John Higginson sums it up best:—“They proceeded in their integrity with a zeal of God against sin, according to their best light and law and evidence.” “But there is a question,” he wisely adds, “whether some of the laws, customs, and privileges used by judges and juries in England, which were followed as patterns here, were not insufficient.” Cotton Mather also declared that he observed in judges and juries a conscientious endeavor to do the thing which was right, and gives a long list of the legal authorities whom they consulted; observing, finally, that the fact of fifty confessions was, after all, the one irresistible vindication of their strong measures.
It must have been so. Common sense and humanity might have refuted every other evidence than that of the victims themselves. But what were the authorities to do, when, in addition to all legal and Scriptural precedents, the prisoners insisted on entering a plea of guilty? When Goody E—— testified that she and two others rode from Andover to a witch-meeting on a broomstick, and the stick broke and she fell and was still lame from it,—when her daughter testified that she rode on the same stick, and confirmed all the details of the casualty,—when the grand-daughter confirmed them also, and added, that she rode on another stick, and they all signed Satan’s book together,—when W. B——, aged forty, testified that Satan assembled a hundred fine blades near Salem Meeting-House, and the trumpet sounded, and bread and wine were carried round, and Satan was like a black sheep, and wished them to destroy the minister’s house, (by thunder probably,) and set up his kingdom, and “then all would be well,”—when one woman summoned her three children and some neighbors and a sister and a domestic, who all testified that she was a witch and so were they all,—what could be done for such prisoners by judge or jury, in an age which held witchcraft a certainty? It was only the rapid rate of increase which finally stopped the convictions.

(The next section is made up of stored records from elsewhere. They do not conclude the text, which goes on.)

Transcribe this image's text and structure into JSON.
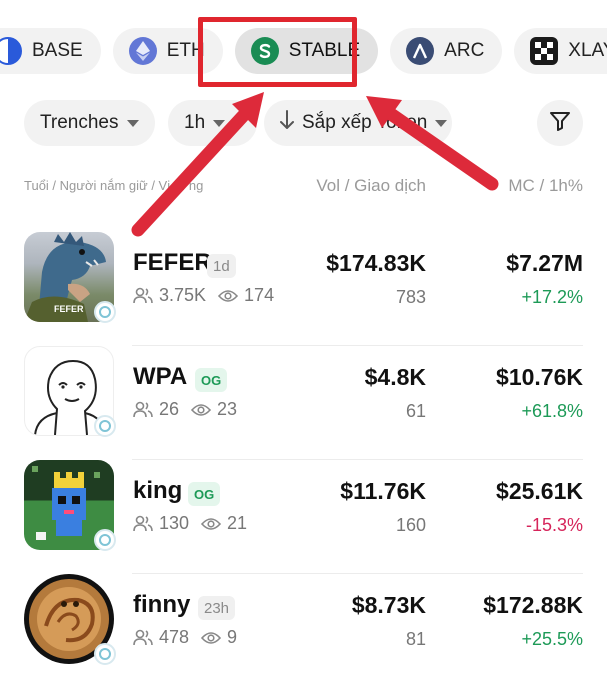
{
  "chains": [
    {
      "label": "BASE",
      "icon": "base-icon"
    },
    {
      "label": "ETH",
      "icon": "eth-icon"
    },
    {
      "label": "STABLE",
      "icon": "stable-icon",
      "active": true
    },
    {
      "label": "ARC",
      "icon": "arc-icon"
    },
    {
      "label": "XLAYER",
      "icon": "xlayer-icon"
    }
  ],
  "filters": {
    "trenches": "Trenches",
    "timeframe": "1h",
    "sort": "Sắp xếp Token"
  },
  "columns": {
    "left": "Tuổi / Người nắm giữ / Vị trí ng",
    "middle": "Vol / Giao dịch",
    "right": "MC / 1h%"
  },
  "tokens": [
    {
      "name": "FEFER",
      "tag": "1d",
      "holders": "3.75K",
      "views": "174",
      "vol": "$174.83K",
      "txs": "783",
      "mc": "$7.27M",
      "change": "+17.2%",
      "trend": "up",
      "avatar_text": "FEFER"
    },
    {
      "name": "WPA",
      "tag": "OG",
      "holders": "26",
      "views": "23",
      "vol": "$4.8K",
      "txs": "61",
      "mc": "$10.76K",
      "change": "+61.8%",
      "trend": "up"
    },
    {
      "name": "king",
      "tag": "OG",
      "holders": "130",
      "views": "21",
      "vol": "$11.76K",
      "txs": "160",
      "mc": "$25.61K",
      "change": "-15.3%",
      "trend": "down"
    },
    {
      "name": "finny",
      "tag": "23h",
      "holders": "478",
      "views": "9",
      "vol": "$8.73K",
      "txs": "81",
      "mc": "$172.88K",
      "change": "+25.5%",
      "trend": "up"
    }
  ],
  "colors": {
    "up": "#1d9a57",
    "down": "#d6245a",
    "highlight": "#e0262e",
    "arrow": "#dd2a3a"
  }
}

One thing is certain, that this strange delusion, a semi-comedy to us,—though part of the phenomena may find their solution in laws not yet unfolded,—was the sternest of tragedies to those who lived in it. Conceive, for an instant, of believing in the visible presence and labors of the arch-fiend in a peaceful community. Yet from the bottom of their souls these strong men held to it, and they waged a hand-to-hand fight with Satan all their days. Very inconveniently the opponent sometimes dealt his blows, withal. Surely it could not be a pleasant thing to a sound divine, just launched upon his seventeen-headed discourse, to have a girl with wild eyes and her hair about her ears start up and exclaim, “Parson, your text is too long,”—or worse yet, “Parson, your sermon is too long,”—or most embarrassing of all, “There’s a great yellow bird sitting on the parson’s hat in the pulpit.” But these formidable interruptions veritably happened, and received the stern discipline in such cases made and provided.